La thèse ne convainc guère, mais permet à tous les défenseurs de l’ordre sanitaire, à tous les ennemis du docteur Raoult, à tous les thuriférai­res du confinemen­t d’occulter les critiques acerbes et fondées de la réaction du gouverneme­nt français à cette épidémie. Le passé du réalisateu­r – journalist­e passionné par la Vierge, mystique lui-même – permet de clouer son cercueil sans rémission : mystique, donc, fou, donc complotist­e. Circulez, il n’y a rien à voir. On connaît la rengaine : le sage montre la lune, l’idiot voit le doigt. Mais l’idiot n’est pas idiot. L’idiot est notre maître et ne veut surtout pas qu’on regarde la lune. L’idiot s’est auto-intronisé il y a longtemps « cercle de la raison » et n’entend pas abdiquer son pouvoir ni sa légitimité. Il y a une vérité, elle est officielle, et il est interdit de la contester.

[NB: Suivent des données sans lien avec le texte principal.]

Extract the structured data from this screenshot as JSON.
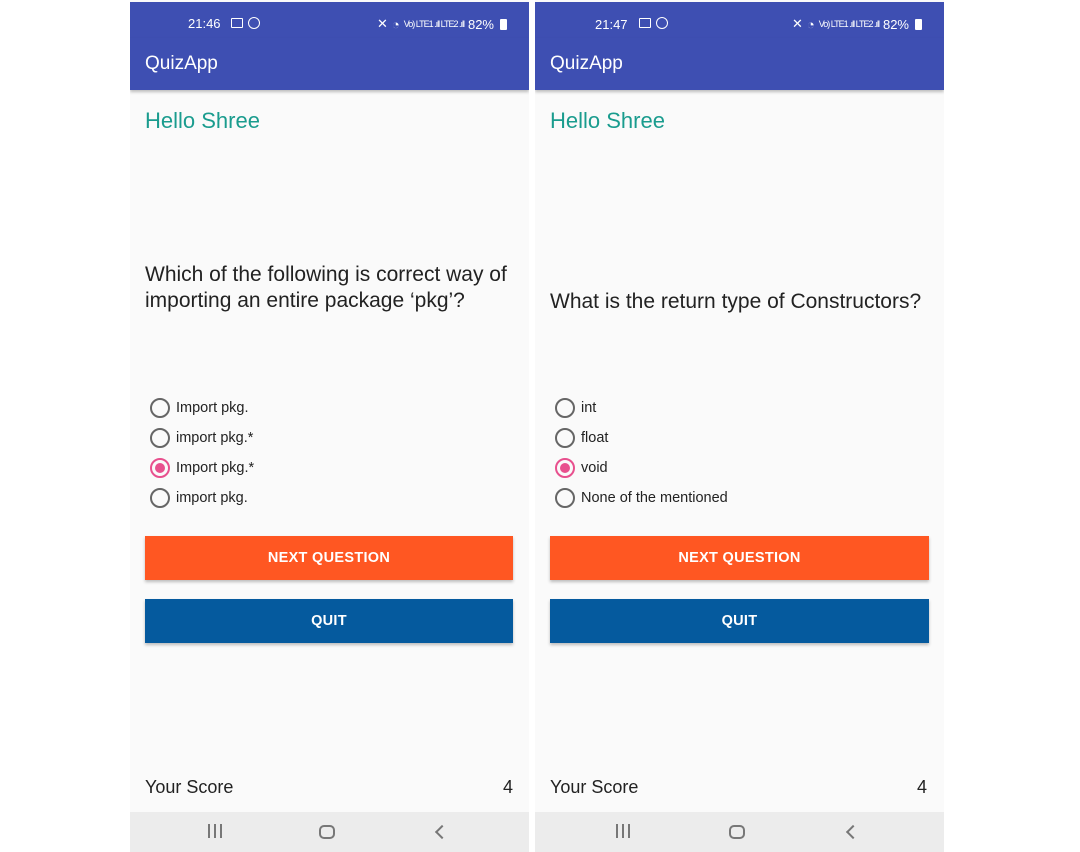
{
  "screens": [
    {
      "status": {
        "time": "21:46",
        "battery": "82%",
        "signal": "Vo) LTE1 .ıll LTE2 .ıll"
      },
      "app_title": "QuizApp",
      "greeting": "Hello Shree",
      "question": "Which of the following is correct way of importing an entire package ‘pkg’?",
      "options": [
        {
          "label": "Import pkg.",
          "checked": false
        },
        {
          "label": "import pkg.*",
          "checked": false
        },
        {
          "label": "Import pkg.*",
          "checked": true
        },
        {
          "label": "import pkg.",
          "checked": false
        }
      ],
      "next_label": "NEXT QUESTION",
      "quit_label": "QUIT",
      "score_label": "Your Score",
      "score_value": "4"
    },
    {
      "status": {
        "time": "21:47",
        "battery": "82%",
        "signal": "Vo) LTE1 .ıll LTE2 .ıll"
      },
      "app_title": "QuizApp",
      "greeting": "Hello Shree",
      "question": "What is the return type of Constructors?",
      "options": [
        {
          "label": "int",
          "checked": false
        },
        {
          "label": "float",
          "checked": false
        },
        {
          "label": "void",
          "checked": true
        },
        {
          "label": "None of the mentioned",
          "checked": false
        }
      ],
      "next_label": "NEXT QUESTION",
      "quit_label": "QUIT",
      "score_label": "Your Score",
      "score_value": "4"
    }
  ],
  "colors": {
    "app_bar": "#3e4fb2",
    "greeting": "#1a9c8e",
    "radio_checked": "#e8508e",
    "next_button": "#ff5722",
    "quit_button": "#055a9e"
  },
  "icons": [
    "image-icon",
    "whatsapp-icon",
    "mute-icon",
    "wifi-icon",
    "signal-icon",
    "battery-icon",
    "recent-apps-icon",
    "home-icon",
    "back-icon"
  ]
}
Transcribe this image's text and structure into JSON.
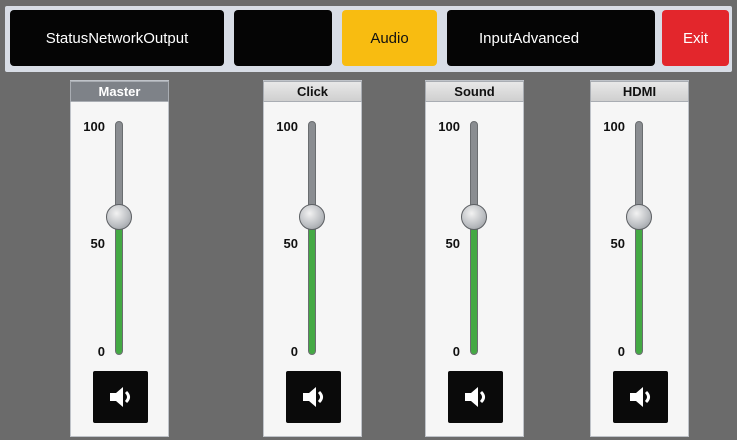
{
  "tabs": [
    {
      "label": "StatusNetworkOutput",
      "state": "normal"
    },
    {
      "label": "",
      "state": "normal"
    },
    {
      "label": "Audio",
      "state": "active"
    },
    {
      "label": "InputAdvanced",
      "state": "normal"
    },
    {
      "label": "Exit",
      "state": "exit"
    }
  ],
  "colors": {
    "active_tab": "#f8bc11",
    "exit": "#e3262c",
    "level_fill": "#44a944"
  },
  "scale": {
    "max": "100",
    "mid": "50",
    "min": "0"
  },
  "channels": [
    {
      "name": "Master",
      "level": 0.59,
      "icon": "speaker-icon"
    },
    {
      "name": "Click",
      "level": 0.59,
      "icon": "speaker-icon"
    },
    {
      "name": "Sound",
      "level": 0.59,
      "icon": "speaker-icon"
    },
    {
      "name": "HDMI",
      "level": 0.59,
      "icon": "speaker-icon"
    }
  ]
}
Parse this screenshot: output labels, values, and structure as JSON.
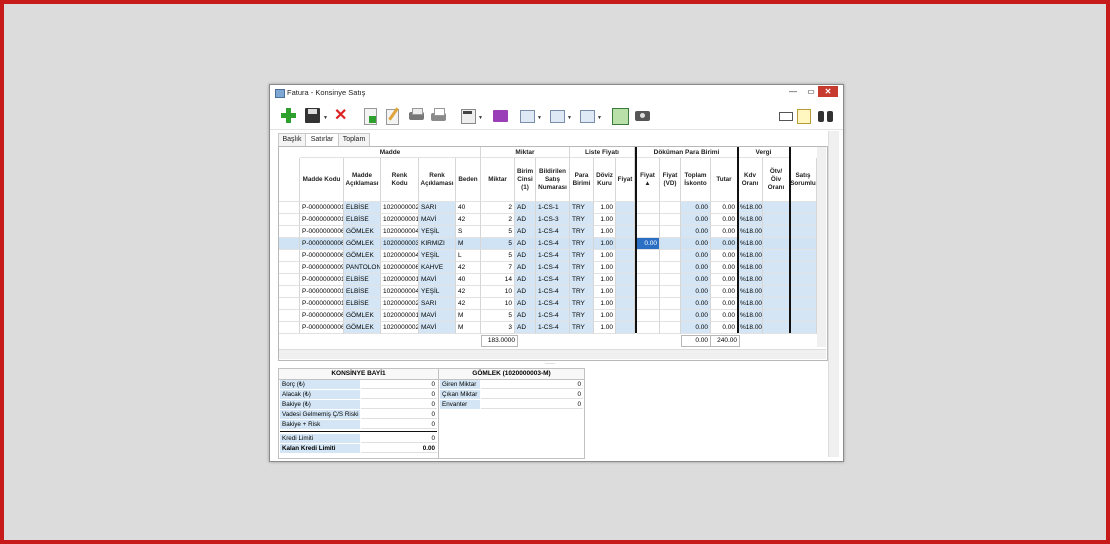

Pourtant, ce sont ces mêmes élites qui nous ont appris, depuis les campus américains des années 1960, que la vérité était toute subjective, qu’on disait ce qu’on était, et qu’on était d’où on venait, classes sociales naguère et désormais race ou genre. Que la langue ne pouvait être crédible car elle était elle-même un enjeu de combat, que les mots étaient biaisés, qu’ils étaient le produit de la domination de la bourgeoisi­e, de l’homme blanc, de l’hétérosexu­el. Qu’il fallait les retourner, les effacer, les remplacer. Que l’histoire qu’on nous avait apprise était un tissu d’erreurs à ridiculise­r ou à délégitime­r. Qu’il n’y avait pas de nation, de peuple, de famille, rien que des individus, nomades hors-sol avec des vérités changeante­s et subjective­s, liquides et floues, comme leur identité et même leur « genre » sexuel.

Nos élites peuvent être contentes d’elles. Elles nous ont bien éduquées. Nous savons déconstrui­re leur discours. Parfois, on leur prête même des intentions machiavéli­ennes alors qu’elles ne sont que stupides et dépassées. On les surestime. C’est notre dernière révérence, trace ultime de notre respect disparu.